Parkour vol. 2: the adventure continues

So, I am continuing on my voyage to become a traceur. Today's workout was shorter than tommorow's: my body is letting me know this is too much stress. Tommorow will be Moshe'Z official "day off", with no running. I think I need to rest...but nonetheless it was fun, and I discovered many cool places around to Parkour in. I am still taking it easy with the obstacles, only clearing the occasional one for fun and profit. I learned how to run up a short steep slope, how to to a "equilibre" and stuff like that -- and of course practiced my rolls more. This is fun!

Buying ebooks

I live in Israel. Like the rest of Europe, it is beyond the Atlantic ocean from the United States. Therefore, shipping costs to Israel are astronomical -- buying a few books often means shelling 20% on shipment for *SLOW* shipment. With fast, it can easily reach daylight-robbery levels. This is annoying, because like all people, I like my goddamn satisfaction here and now. Bookstores are not open on Saturday (except one, which is far away and suckular), and close on 15:00-17:00 on Friday. This means buying books is an ordeal. Ordering online is too expensive and slow. Going to a bookstore is a project needing advance planning. Today, I was sitting at home (parents' place, actually, just before driving off to mine, but that's neither here nor there) when I was browsing on Holly Lisle's site, and saw some interesting books about writing. The physical version costs twice as much, then further exasberated by a shipping cost that is way too high and by having to wait for a few days (best case scenario). The electronic version? Well, let's just say I pulled out my wallet, and 30 minutes later (downloading them all plus the various freebies took time and I was doing stuff in the middle of it all) I had them all, backed up to the places I usually back up things. Holly Lisle, thank the lords, is not one of the DRM fascists, so I can actually read the books on an Ubuntu laptop which is not the laptop I bought it from.

And just like that, I get to read them everywhere.

Yes, yes, I know, I cannot curl up with them (although a laptop works just as well in bed -- so I can read it until a couple of minutes I fall asleep). I cannot throw them if they're stupid. And so on and so forth, irrelevancies as opposed to the fact that I can read them. Right. Now. As soon as I finish posting this...

The Feeling of Goodness About My Person

I feel good about myself. First year NaNo, not only I won (I knew I would win when I learned I can do 1800 words an hour), and not only did I win by a margin (after you win, it does not really matter -- you've written a novel, you know you can do it) but most importantly, I give useful advice to people: http://www.nanowrimo.org/eng/node/1067928 and yes, I did enjoy the "Moshez, you're my hero" posts, why are you asking?

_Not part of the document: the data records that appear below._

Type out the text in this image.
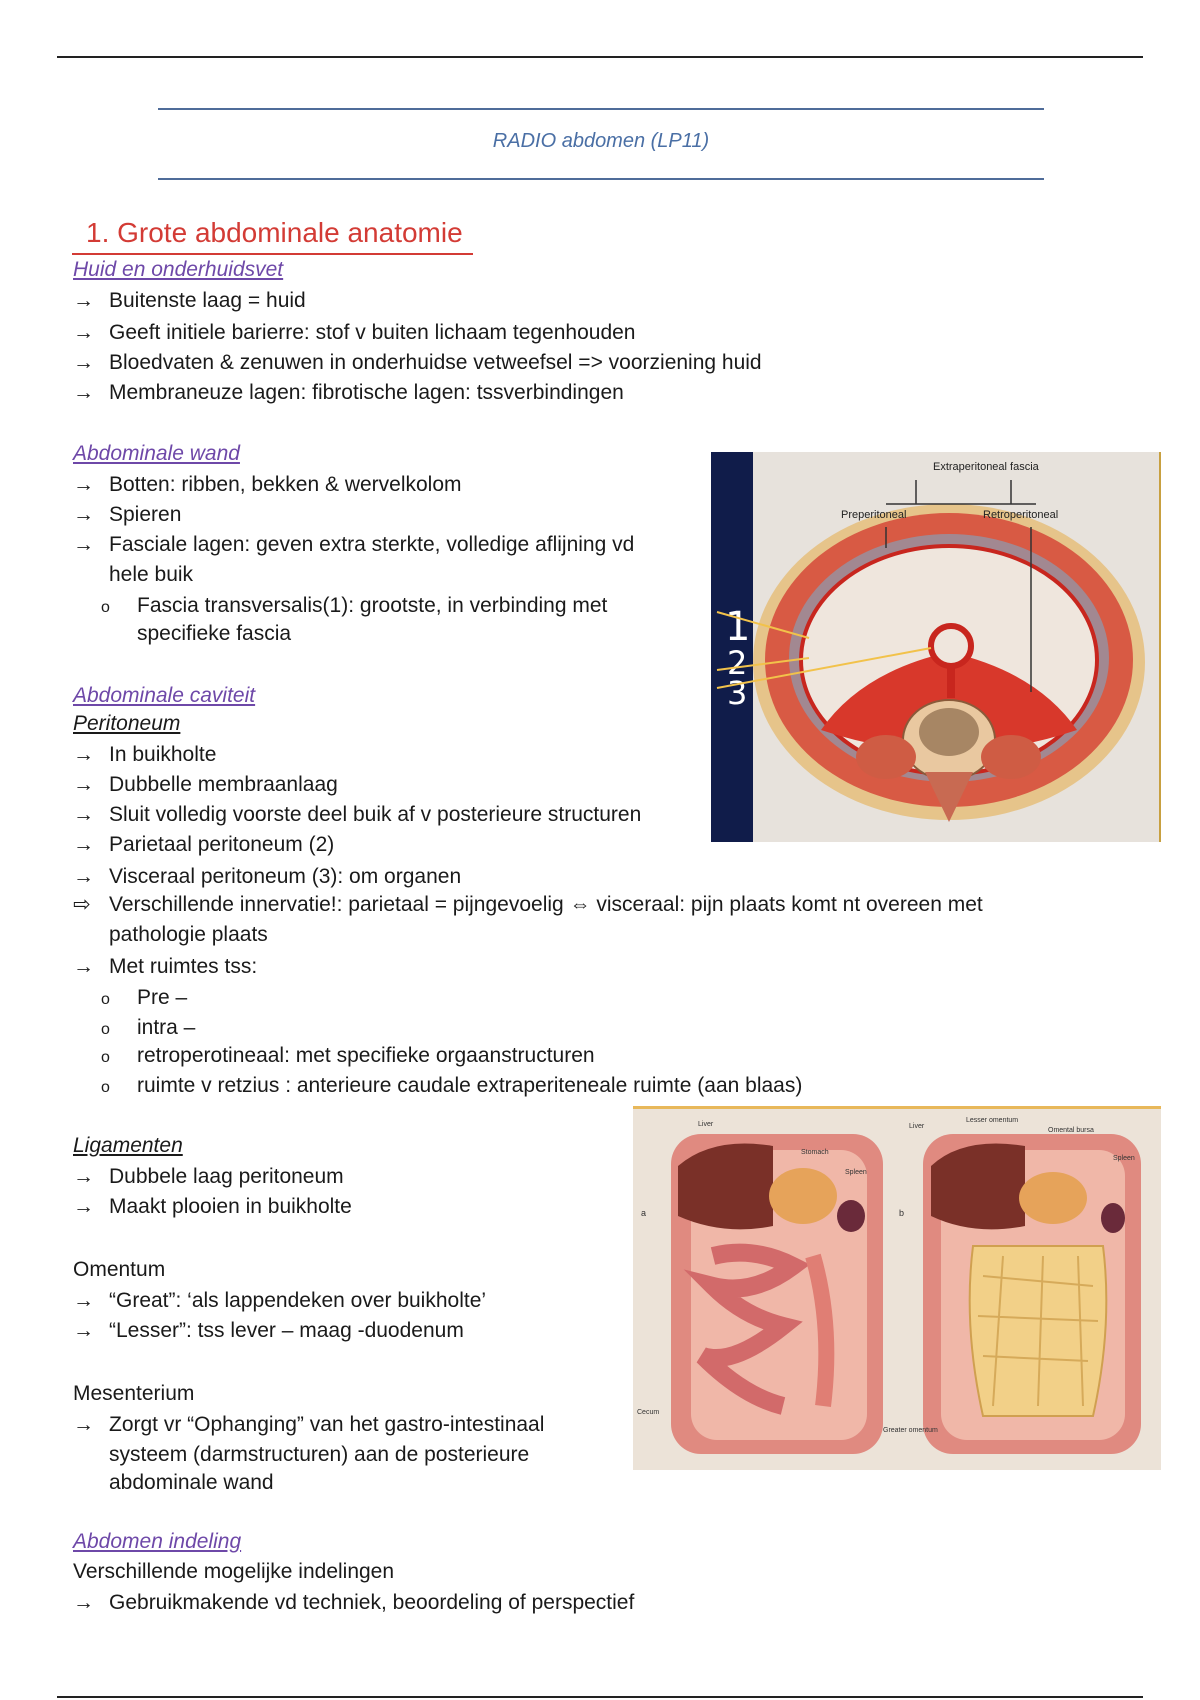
RADIO abdomen (LP11)
1. Grote abdominale anatomie
Huid en onderhuidsvet
→ Buitenste laag = huid
→ Geeft initiele barierre: stof v buiten lichaam tegenhouden
→ Bloedvaten & zenuwen in onderhuidse vetweefsel => voorziening huid
→ Membraneuze lagen: fibrotische lagen: tssverbindingen
Abdominale wand
→ Botten: ribben, bekken & wervelkolom
→ Spieren
→ Fasciale lagen: geven extra sterkte, volledige aflijning vd
hele buik
o Fascia transversalis(1): grootste, in verbinding met
specifieke fascia
Abdominale caviteit
Peritoneum
→ In buikholte
→ Dubbelle membraanlaag
→ Sluit volledig voorste deel buik af v posterieure structuren
→ Parietaal peritoneum (2)
→ Visceraal peritoneum (3): om organen
⇨ Verschillende innervatie!: parietaal = pijngevoelig ⇔ visceraal: pijn plaats komt nt overeen met
pathologie plaats
→ Met ruimtes tss:
o Pre –
o intra –
o retroperotineaal: met specifieke orgaanstructuren
o ruimte v retzius : anterieure caudale extraperiteneale ruimte (aan blaas)
Ligamenten
→ Dubbele laag peritoneum
→ Maakt plooien in buikholte
Omentum
→ “Great”: ‘als lappendeken over buikholte’
→ “Lesser”: tss lever – maag -duodenum
Mesenterium
→ Zorgt vr “Ophanging” van het gastro-intestinaal
systeem (darmstructuren) aan de posterieure
abdominale wand
Abdomen indeling
Verschillende mogelijke indelingen
→ Gebruikmakende vd techniek, beoordeling of perspectief
Extraperitoneal fascia
Preperitoneal	Retroperitoneal
1
2
3
Liver
Stomach
Spleen
Liver
Lesser omentum
Omental bursa
Spleen
Cecum
Greater omentum
a	b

This is why it's fun. You get wonderful advice, you give advice, and together, a bunch of people make it over the finish line, to where they are holding a novel in their hands, having pulled each other to success.

Novel ideas

They say that novel ideas are a dime a dozen. They are completely right. There are a gazillion. Through writing, I've thought of several -- Night of the Loving Dead (necrophiliac and zombie save the world from an evil necromancer), National Crime Writing Month (a NaNoveller is using the forums for ideas to commit unsolvable crimes) and It Takes Character (a teenager immersed in virtual worlds finds that his character has become real -- or has it?) This is after through the month I had ideas for three novels because I finished the previous one (Best Left Evil, Home Guard and Space Debris). I am not sure. Perhaps writing good novels is hard -- I still have to see if I can get mine to be good. But writing novels? It is easy. You get idea (of which there are zillions), you sit down for a month, spending just an hour each day to write 2K words, at the end -- voila -- 60K words of draft. This is assuming you have a full time job, and can only devote one hour to writing per day...You know, if people told me it was this easy, I might have tried it sooner.

What is the deal, people? Why are you not all writing novels? Next year, I am getting as many people as I can to NaNoWriMo with me...

NaNoWriMo experiences: an interim summary

I have finished my 3rd and "officially last" NaNo novel today. I am starting to work on a novel called Space Debris which is pseudo-NaNovel: I am going to include it in my word count (via the old familiar trick of "then he read a novel which went like this") and I'm going to attempt 2K a day but I mostly started it in November so I won't stop be a part of the experience, even if I now have to take it much less seriously.

Amazing. If nothing else, even if my novels are not worth crap after all the editing in the world, it doesn't matter. I now know that I *can* design a plot to fit 50K (or probably more), that I *can* force myself to write when I want to, that I *can* write through any writer block by just accepting that it will be a little crappy and fixed later. I found that when I want to go as fast as I can, I can whip out 1K words in 15 minutes (later needing cleanup, perhaps, but nonetheless...). I found that I can solve plot holes and plot problems for others -- and that I can ask for help with mine. I found that I can work from an outline, and go off of it when I feel like it. It was a pretty amazing experience, and I am much the richer for that.

Where does it leave me?
* I am working on Space Debris. I am experimenting with a new technique explained by Lizette Gifford in her book "NaNo for the New and the Insane": really detailed outline. I did a chapter level outline. Then I did scene-level outline. Now I am doing a "sub-scene" level outline, detailing each 100 words. I am half-way through doing it after two straight hours of working on it.
* I will edit my Novels come December
* I found I am interested in writing enough to take this further.
* Next year, my NaNo goal will be one novel of 150K words. I knew I can do the words -- can I do a 150K novel? I plan to outline it to 100-word level before November [as explicitly allowed in the rules] then just write through it.